День был выбран удачно: вечером в клубе московские артисты давали концерт. Женька купил два билета — третий ряд партера — и надеялся пригласить Нину. Какая же девушка откажется от такого удовольствия! Концерт начинался в 20.30, и Женька рассчитывал успеть и объясниться с Ниной, и пригласить её в клуб.
Собираться на свидание он стал за добрый час. Вертелся перед зеркалом, пытаясь подобрать подходящее выражение лица: небрежное и в то же время значительное. Он примерял их, как примеряют галстуки: не торопясь, отбрасывая ненужные и разглаживая понравившиеся. За этим занятием и застала его мать.
— Ты, кажется, на концерт собираешься?
Вопрос несколько удивил Женьку. Он ещё накануне предупредил мать об этом, одновременно прощупывая почву: не пойдет ли она, так как встреча в клубе с родителями, когда он будет с девушкой, никакой радости ему не доставит. Впрочем, он знал, что отец в этот вечер будет в поездке, а мать одна в клуб почти никогда не ходит.
— Да, — односложно ответил Женька.
— Возьми тогда ключ. Я сегодня отпустила Веру, ей нужно в деревню сходить. Поздно придёшь?
— Часов в двенадцать.
— Ну, хорошо. Так не забудь ключ!
Она ушла. Женька ещё немного покрутился перед зеркалом, потом уселся на диван, пытаясь представить себе, как произойдёт их объяснение. Несмотря на некоторый опыт в отношениях с девушками, ему ещё ни разу не приходилось по-настоящему объясняться в любви. Чаще сами девушки признавались ему, а он снисходительно выслушивал их признания, отделываясь ничего не значащими красивыми фразами или своими обычными шутками. Пределом его объяснений была стандартная фраза:
— Девушка, вы мне импонируете!
Но Нине он так сказать бы не смог. Значит, нужно было придумать что-то другое, значительное, чтобы она поняла и поверила.

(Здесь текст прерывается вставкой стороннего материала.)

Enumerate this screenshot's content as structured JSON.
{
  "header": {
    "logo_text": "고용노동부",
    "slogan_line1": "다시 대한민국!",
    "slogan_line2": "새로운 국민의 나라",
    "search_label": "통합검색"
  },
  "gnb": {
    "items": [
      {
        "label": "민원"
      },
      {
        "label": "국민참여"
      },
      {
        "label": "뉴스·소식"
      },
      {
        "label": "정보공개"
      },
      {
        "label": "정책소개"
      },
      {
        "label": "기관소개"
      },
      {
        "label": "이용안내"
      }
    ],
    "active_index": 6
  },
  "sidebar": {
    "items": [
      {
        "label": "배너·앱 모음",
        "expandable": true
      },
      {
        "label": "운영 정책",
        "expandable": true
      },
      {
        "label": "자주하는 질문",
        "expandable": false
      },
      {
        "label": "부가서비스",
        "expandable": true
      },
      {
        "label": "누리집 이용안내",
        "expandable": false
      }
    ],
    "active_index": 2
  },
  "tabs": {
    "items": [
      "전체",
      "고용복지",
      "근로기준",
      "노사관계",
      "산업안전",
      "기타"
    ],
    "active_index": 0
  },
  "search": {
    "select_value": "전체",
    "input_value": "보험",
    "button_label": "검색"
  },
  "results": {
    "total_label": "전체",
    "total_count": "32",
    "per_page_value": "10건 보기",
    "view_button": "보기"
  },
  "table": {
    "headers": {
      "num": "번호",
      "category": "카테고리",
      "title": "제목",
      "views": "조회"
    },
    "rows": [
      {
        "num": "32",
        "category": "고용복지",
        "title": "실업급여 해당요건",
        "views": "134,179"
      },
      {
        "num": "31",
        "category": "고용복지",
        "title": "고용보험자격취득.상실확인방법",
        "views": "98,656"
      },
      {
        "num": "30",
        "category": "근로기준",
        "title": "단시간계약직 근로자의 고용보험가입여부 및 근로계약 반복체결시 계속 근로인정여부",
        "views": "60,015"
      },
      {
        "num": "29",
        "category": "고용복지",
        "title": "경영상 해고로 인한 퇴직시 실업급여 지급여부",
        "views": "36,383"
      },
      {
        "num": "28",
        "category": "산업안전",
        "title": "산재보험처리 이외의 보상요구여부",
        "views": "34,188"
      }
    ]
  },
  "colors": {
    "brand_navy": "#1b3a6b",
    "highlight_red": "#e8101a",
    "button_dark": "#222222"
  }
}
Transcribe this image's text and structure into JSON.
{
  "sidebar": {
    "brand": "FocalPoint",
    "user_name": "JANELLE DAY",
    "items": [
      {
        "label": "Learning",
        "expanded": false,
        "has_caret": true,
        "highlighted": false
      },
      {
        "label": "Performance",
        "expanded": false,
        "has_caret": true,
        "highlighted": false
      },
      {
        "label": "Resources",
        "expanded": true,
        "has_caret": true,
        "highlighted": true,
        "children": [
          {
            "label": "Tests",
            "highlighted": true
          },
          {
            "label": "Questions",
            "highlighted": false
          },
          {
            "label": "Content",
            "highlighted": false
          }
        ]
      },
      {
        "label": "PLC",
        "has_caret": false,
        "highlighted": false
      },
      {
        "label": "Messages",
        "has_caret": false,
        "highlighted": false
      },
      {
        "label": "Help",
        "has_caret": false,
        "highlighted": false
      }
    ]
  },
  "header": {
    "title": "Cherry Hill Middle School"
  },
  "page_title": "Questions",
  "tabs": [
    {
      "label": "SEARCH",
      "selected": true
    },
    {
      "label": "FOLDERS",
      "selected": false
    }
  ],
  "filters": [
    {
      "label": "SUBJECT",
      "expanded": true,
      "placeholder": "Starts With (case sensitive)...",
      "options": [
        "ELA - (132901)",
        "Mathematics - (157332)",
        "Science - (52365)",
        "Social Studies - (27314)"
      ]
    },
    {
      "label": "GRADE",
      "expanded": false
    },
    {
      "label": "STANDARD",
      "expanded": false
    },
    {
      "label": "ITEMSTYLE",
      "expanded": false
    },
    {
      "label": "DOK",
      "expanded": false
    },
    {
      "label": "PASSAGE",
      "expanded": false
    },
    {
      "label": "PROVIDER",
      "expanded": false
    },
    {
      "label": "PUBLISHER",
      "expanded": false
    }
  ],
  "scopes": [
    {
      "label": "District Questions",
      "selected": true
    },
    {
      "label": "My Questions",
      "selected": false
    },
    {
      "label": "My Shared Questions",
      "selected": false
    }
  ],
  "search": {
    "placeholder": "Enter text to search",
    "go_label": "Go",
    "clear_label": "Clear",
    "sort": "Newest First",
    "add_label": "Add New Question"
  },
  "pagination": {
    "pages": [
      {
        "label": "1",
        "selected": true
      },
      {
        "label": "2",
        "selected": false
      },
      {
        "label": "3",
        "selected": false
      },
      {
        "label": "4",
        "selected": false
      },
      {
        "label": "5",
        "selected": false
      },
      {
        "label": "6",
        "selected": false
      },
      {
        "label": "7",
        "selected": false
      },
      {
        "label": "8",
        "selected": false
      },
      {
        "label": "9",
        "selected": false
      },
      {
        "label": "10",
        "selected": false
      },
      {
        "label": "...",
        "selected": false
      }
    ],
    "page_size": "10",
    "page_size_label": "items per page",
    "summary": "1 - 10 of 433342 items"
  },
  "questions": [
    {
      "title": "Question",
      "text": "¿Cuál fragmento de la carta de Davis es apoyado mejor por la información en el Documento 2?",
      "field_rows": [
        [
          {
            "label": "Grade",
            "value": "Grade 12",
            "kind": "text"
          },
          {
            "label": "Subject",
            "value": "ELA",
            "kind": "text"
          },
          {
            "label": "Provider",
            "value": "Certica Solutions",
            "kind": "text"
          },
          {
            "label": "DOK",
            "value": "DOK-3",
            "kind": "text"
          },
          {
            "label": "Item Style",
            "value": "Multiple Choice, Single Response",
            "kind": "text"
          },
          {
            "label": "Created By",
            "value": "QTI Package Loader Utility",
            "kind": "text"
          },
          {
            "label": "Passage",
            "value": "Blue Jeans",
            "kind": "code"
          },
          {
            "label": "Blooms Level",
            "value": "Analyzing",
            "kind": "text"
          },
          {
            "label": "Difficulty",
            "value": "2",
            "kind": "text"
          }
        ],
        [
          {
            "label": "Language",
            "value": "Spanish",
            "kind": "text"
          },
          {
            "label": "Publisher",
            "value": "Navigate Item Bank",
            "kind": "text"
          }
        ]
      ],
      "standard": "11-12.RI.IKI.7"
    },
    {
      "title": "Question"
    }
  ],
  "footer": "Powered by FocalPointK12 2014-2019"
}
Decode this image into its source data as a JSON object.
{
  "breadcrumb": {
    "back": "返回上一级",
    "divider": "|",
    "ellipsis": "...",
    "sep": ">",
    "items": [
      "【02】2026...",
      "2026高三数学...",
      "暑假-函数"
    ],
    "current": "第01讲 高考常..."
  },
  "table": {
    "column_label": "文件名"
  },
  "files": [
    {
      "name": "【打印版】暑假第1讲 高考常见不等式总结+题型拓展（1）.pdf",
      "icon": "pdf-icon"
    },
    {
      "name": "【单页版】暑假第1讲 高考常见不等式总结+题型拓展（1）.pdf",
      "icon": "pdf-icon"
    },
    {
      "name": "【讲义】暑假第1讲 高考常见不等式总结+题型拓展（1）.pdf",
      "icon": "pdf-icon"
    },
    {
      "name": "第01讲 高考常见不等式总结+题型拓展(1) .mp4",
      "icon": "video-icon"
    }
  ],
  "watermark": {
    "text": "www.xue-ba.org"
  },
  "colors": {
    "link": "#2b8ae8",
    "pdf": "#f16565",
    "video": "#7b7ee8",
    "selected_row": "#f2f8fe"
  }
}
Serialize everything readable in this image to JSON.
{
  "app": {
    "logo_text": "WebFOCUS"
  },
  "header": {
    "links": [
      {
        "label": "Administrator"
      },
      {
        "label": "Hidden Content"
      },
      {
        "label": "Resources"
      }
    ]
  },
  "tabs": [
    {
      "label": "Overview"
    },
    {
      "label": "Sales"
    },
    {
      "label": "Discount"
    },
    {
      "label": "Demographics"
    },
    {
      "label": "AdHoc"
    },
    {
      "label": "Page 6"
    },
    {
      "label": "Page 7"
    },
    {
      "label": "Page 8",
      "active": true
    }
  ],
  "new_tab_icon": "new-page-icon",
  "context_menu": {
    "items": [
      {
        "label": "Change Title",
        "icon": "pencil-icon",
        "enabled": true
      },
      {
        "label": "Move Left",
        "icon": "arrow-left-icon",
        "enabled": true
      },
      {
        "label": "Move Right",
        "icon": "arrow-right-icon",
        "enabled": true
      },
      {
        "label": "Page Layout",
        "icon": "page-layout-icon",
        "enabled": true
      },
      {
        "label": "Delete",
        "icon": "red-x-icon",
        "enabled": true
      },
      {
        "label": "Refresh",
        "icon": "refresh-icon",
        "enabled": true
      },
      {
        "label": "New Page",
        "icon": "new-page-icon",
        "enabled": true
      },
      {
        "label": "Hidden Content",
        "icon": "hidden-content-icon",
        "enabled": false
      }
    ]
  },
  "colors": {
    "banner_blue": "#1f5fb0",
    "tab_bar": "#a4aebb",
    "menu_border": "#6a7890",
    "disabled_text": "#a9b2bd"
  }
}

Как же сказать ей эти старые и вечно новые три слова: «Я вас люблю!?»
Сигналы проверки времени прервали его размышления. Он торопливо оделся и крикнул на ходу:
— Мама, я ушёл! — и выскочил на улицу.
Ветерок, днем почти незаметный, к вечеру усилился.
Он подхватывал недавно выпавший и не успевший слежаться снег, крутил его в воздухе, переносил под забор и укладывал там в сугроб. То, успокоившись, совсем затихал, то усиливался: хватал за полы пальто, словно пытался задержать, легонько подталкивал в спину.
В парк было два входа: от школы и в противоположном конце. Нина, конечно, не пойдет от школы, значит, ждать её нужно у другого входа. Был, правда, ещё один лаз, им пользовались только мальчишки: в железной ограде был выломан один прут, а другой отогнут. Женька решил воспользоваться этим лазом. Он пролез в него, выбрался на лыжню, пробитую школьниками на занятиях по физкультуре, и неторопливо пошел к выходу, откуда, по его расчётам, должна была прийти Нина. Время в запасе у него ещё было.
Давно уже стемнело, небо закрыли тучи. Луны не было, и только по светлому пятну на небе угадывалось место, где она должна была бы быть. Голые деревья ёжились под бурными налетами ветра. Зимний сад всегда вызывал в Женьке тоскливое чувство. Клены тянули к небу черные ветки, будто взывая о помощи. Березки, устав бороться, тоскливо опустили ветви вниз, и только молодой дубок вызывающе потряхивал еще недавно кудрявой головой навстречу ветру.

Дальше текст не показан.